Chasses de printemps

De nouveau nous commencions à apercevoir des bœufs mus­qués en grand nombre. Nous en tuâmes 13 pour avoir de la viande fraîche, et capturâmes vivant un jeune veau, qui fut confié au maître d'hôtel et aux garçons de table. Ils le nour­rirent de lait concentré et de bouillie de farine d'avoine. J'or­donnai à tous les hommes disponibles de rapporter à bord l'ex­cellente viande des 13 animaux tués.

Toilette du bâtiment

Nous employâmes le reste de la semaine à gratter les boise­ries du navire et à le nettoyer dans le but de le peindre pro­chainement; puis nous inspectâmes complètement l'Arctic et il fut repeint dans toutes ses parties, y compris la chambre des machines. A ce moment notre navire était en meilleur état que lorsqu'il quitta le quai pour entreprendre sa longue croisière. Durant l'hiver il nous avait offert un abri assez confortable, nul n'ayant eu à souffrir à bord, sinon à la suite d'imprudences personnelles ou d'un manque d'énergie. Que, si durant notre séjour dans les glaces de la literie fut mouillée: par l'humi­dité pénétrant par les portes fréquemment ouvertes, par la va­peur venant de la cuisine ou par celle de la liquéfaction de la glace destinée à l'eau potable, toujours nous donnâmes l'ordre de faire sécher cette literie dans la chambre des machines, ou près des poêles. C'est dire que si quelqu'un eut à souffrir le moindrement de cet état de choses, il faut l'attribuer à un manque de discipline de la part des hommes, et à leur désobéis­sance.

lundi 4 mai 2009

Le soleil de minuit

Pendant que O-J Morin et son groupe, ou ce qui en reste, tentent d’atteindre l’île de Banks la vie se poursuit sur et autour de l’Arctic

Le 2 mai fut pour nous une journée remarquable, le soleil, n'étant pas descendu au-dessous de l'horizon pendant 24 heures. La température montait rapidement, le 3 mai elle fut de 4 degrés au-dessus de zéro. Nous rapportâmes à bord les provi­sions que nous avions déposées provisoirement sur la glace, et fîmes certains préparatifs, précurseurs des travaux de prin­temps. Le changement extrême d'une nuit perpétuelle en un jour ininterrompu permit d'entrevoir de satisfaisantes explorations sur terre, et la fonte de la banquise qui depuis de longs mois nous emprisonnait comme dans un étau. Le 3 mai, grâce à la continuité de la chaleur solaire pendant 24 heures, nous vîmes pour la première fois, depuis longtemps, de l'eau à ciel ouvert.

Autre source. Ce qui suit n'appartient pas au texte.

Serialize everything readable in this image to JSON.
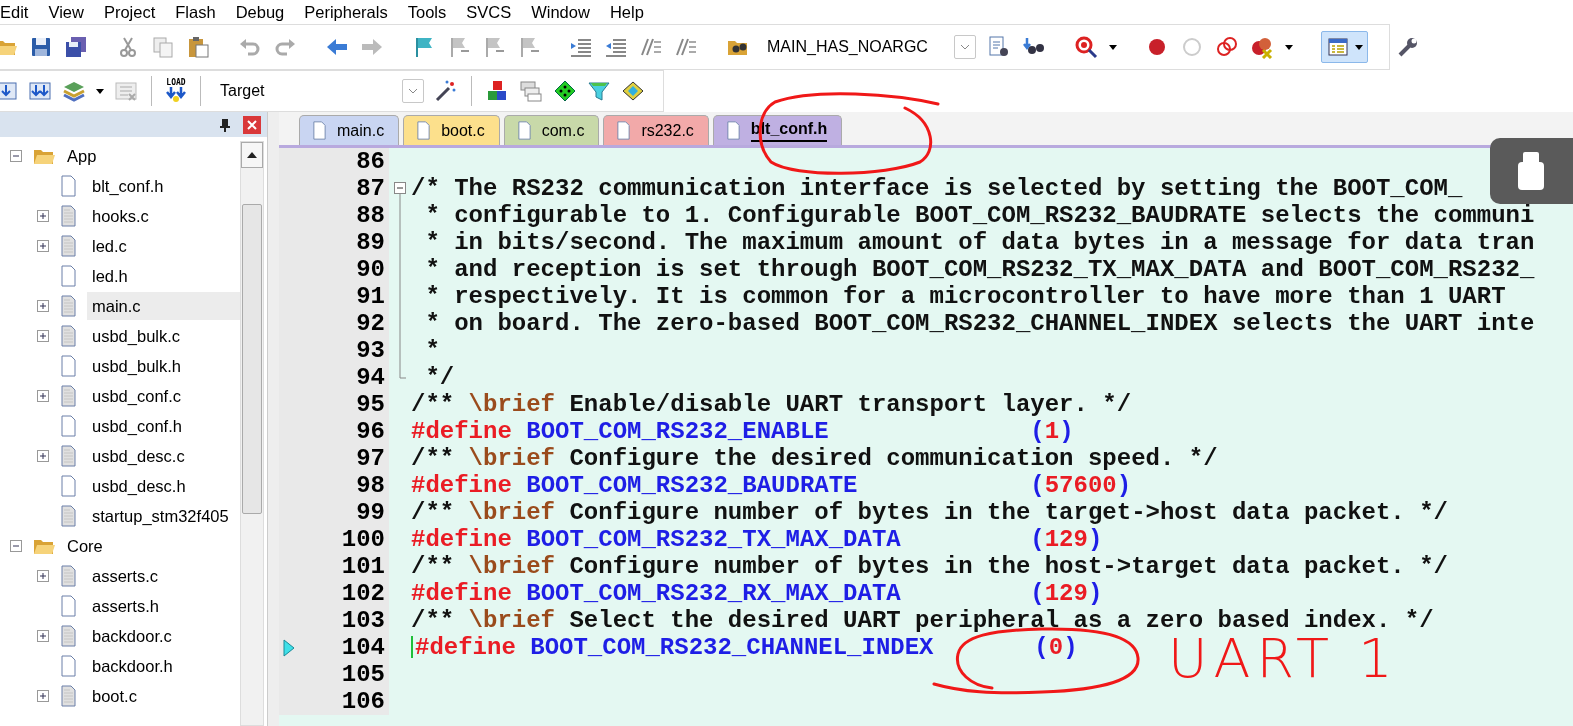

A cette date, M. Jackson, le météorologiste, me fit part des résultats qu'il avait obtenus au cours de trois observations qu'il avait faites dans son voyage au cap Bounty…

…Nous en conclûmes que la déclinaison avait diminué depuis l'époque où Parry l'avait observée. A Winter-Harbour, lors du séjour de l'Hecla et du Griper, en 1819-20, elle était de 127 degrés, et seulement d'environ 98 degrés Est lors du séjour de l' Arctic, au même endroit, en 1908-9. On conçoit que ces variations de l'aiguille aimantée rendent difficile la navigation dans la zone arctique. Aussi, lorsqu'il s'agit de voyager en traîneau, on ne peut guère s'orienter exactement que d'après la position du soleil ou des astres. C'est pourquoi si nos voyageurs emportaient des compas, ils ne s'en servaient pas par le beau temps. Chacun de ceux de nos officiers qui commandait une escouade d’explorateurs, partis comme nous l'avons dit, avait en poche une carte de route sur laquelle était marquée la position que devait occuper le soleil toutes les vingt minutes, pendant les 24 heures du jour astronomique. Naturellement, cette carte ne pouvait convenir que durant la période de l'année où la lumière du soleil brille continuellement. Puisque je parle maintenant de nos explorateurs, je ferai part du regret que je ressentis de n'avoir pu disposer d'attelages de chiens pour leurs traîneaux. Car, si nous avions eu de ces animaux nos explorations et nos voyages auraient été plus rapides, nous aurions pu voir plus de pays, les recherches de nos savants auraient été plus complètes, et ceux des nôtres qui se rendirent à l'île de Banks auraient enduré beaucoup moins de fatigue. Nul n'ignore, en effet, que l'on voyage très lentement, et avec de grandes difficultés, quand on est obligé de tirer après soi les provisions dont on a besoin, tout en marchant sur une couche de neige peu résistante…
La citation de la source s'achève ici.